À un premier niveau de lecture, cette histoire d’un bagnard condamné pour avoir volé du pain a
une signification sociale : la volonté du romantisme humanitaire de réhabiliter la notion de peuple. Mais
ce récit mythique des déshérités de la vie est centré finalement sur des questions morales. Les
biographies de l’ancien forçat Jean Valjean et de l’étudiant Marius (fils d’un colonel de l’Empire), de la
prostituée Fantine et de sa fille Cosette s’entrecroisent avec celle des insurgés républicains ou du
«gamin de Paris», Gavroche, pour former un roman du rachat et des sacrifices successifs.

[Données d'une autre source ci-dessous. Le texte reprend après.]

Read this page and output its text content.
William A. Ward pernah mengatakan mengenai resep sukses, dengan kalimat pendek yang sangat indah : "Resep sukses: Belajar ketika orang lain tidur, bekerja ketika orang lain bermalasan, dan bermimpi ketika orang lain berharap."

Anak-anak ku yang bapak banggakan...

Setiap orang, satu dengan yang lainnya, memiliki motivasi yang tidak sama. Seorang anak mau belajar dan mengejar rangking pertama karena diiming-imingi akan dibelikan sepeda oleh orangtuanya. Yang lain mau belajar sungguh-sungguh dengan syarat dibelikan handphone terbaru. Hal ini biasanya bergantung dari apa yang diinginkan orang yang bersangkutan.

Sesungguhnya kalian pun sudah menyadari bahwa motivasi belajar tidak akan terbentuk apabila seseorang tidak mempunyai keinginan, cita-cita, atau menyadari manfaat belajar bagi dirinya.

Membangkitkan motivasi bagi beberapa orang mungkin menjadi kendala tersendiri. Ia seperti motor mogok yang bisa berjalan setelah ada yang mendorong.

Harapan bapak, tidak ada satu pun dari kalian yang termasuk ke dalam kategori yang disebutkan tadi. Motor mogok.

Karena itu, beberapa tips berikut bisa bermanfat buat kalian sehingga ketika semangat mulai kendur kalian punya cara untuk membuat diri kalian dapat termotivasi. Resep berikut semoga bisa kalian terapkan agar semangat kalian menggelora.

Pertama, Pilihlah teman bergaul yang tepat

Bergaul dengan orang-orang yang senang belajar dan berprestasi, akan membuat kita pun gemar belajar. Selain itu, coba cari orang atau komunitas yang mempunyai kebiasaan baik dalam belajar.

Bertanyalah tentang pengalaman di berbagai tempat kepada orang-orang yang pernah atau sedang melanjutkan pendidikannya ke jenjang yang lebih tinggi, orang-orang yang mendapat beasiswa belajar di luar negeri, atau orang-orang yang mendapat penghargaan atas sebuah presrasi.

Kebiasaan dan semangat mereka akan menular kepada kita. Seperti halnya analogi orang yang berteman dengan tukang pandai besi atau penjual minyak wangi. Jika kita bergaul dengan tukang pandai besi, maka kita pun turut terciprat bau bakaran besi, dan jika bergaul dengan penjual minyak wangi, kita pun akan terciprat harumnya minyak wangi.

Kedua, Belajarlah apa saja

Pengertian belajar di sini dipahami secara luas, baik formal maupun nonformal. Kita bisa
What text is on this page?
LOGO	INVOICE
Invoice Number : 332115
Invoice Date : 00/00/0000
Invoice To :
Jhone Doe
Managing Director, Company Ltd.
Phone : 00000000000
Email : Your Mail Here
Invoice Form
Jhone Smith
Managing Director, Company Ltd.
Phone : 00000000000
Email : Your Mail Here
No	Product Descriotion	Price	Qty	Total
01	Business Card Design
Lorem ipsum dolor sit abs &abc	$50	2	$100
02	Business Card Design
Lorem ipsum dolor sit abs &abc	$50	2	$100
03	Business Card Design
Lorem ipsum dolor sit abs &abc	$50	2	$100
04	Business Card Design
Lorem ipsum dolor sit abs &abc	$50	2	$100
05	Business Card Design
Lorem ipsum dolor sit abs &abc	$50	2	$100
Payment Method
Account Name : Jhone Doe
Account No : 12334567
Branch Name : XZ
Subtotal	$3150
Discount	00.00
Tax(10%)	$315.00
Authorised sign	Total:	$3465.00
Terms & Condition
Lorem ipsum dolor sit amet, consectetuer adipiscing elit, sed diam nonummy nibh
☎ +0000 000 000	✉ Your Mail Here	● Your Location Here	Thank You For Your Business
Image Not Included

Jean Valjean réussit à s’échapper du bagne et a, pour la première fois, la révélation de la charité
humaine, dans la personne de l’évêque Myriel. Devenu honnête, le héros s’enrichit grâce à son travail et
veut se consacrer à l’éducation de la petite Cosette, restée orpheline. Mais il doit passer par toute une
série d’épreuves, changer toujours d’identité et de domicile, qui sont, en réalité, des formes de prison. Il
est sans cesse traqué par le policier Javert qui incarne, à la fois, la Fatalité, la force sociale et la justice
cruelle des hommes. Quand Javert se tue, après avoir été sauvé par son ancienne victime, Jean Valjean
peut unir Cosette à l’être qu’elle aime. Il ne peut pas pourtant trouver la paix, car de nouveaux obstacles
surviennent : l’ingratitude des jeunes mariés, l’oubli.
Autour de l’intrigue se greffent des descriptions du Paris du XIX e siècle, de ses quartiers
populaires, de ses journées tragiques (barricades de 1830), des pages d’histoire (Waterloo) et des
études de mœurs.
Victor Hugo est un artiste complet qui a créé une œuvre diverse qui embrasse tous les genres  :
poésie, théâtre, roman. C’est aussi un écrivain engagé, un homme politique libéral qui s’est mis au
service des grandes idées humanitaires. Par la variété de son talent, par son énergie créatrice et par son
engagement dans la vie politique, Hugo fait figure de monument du XIX e siècle. C’est pourquoi le XIXe
siècle pourrait être considéré comme «le siècle de Victor Hugo».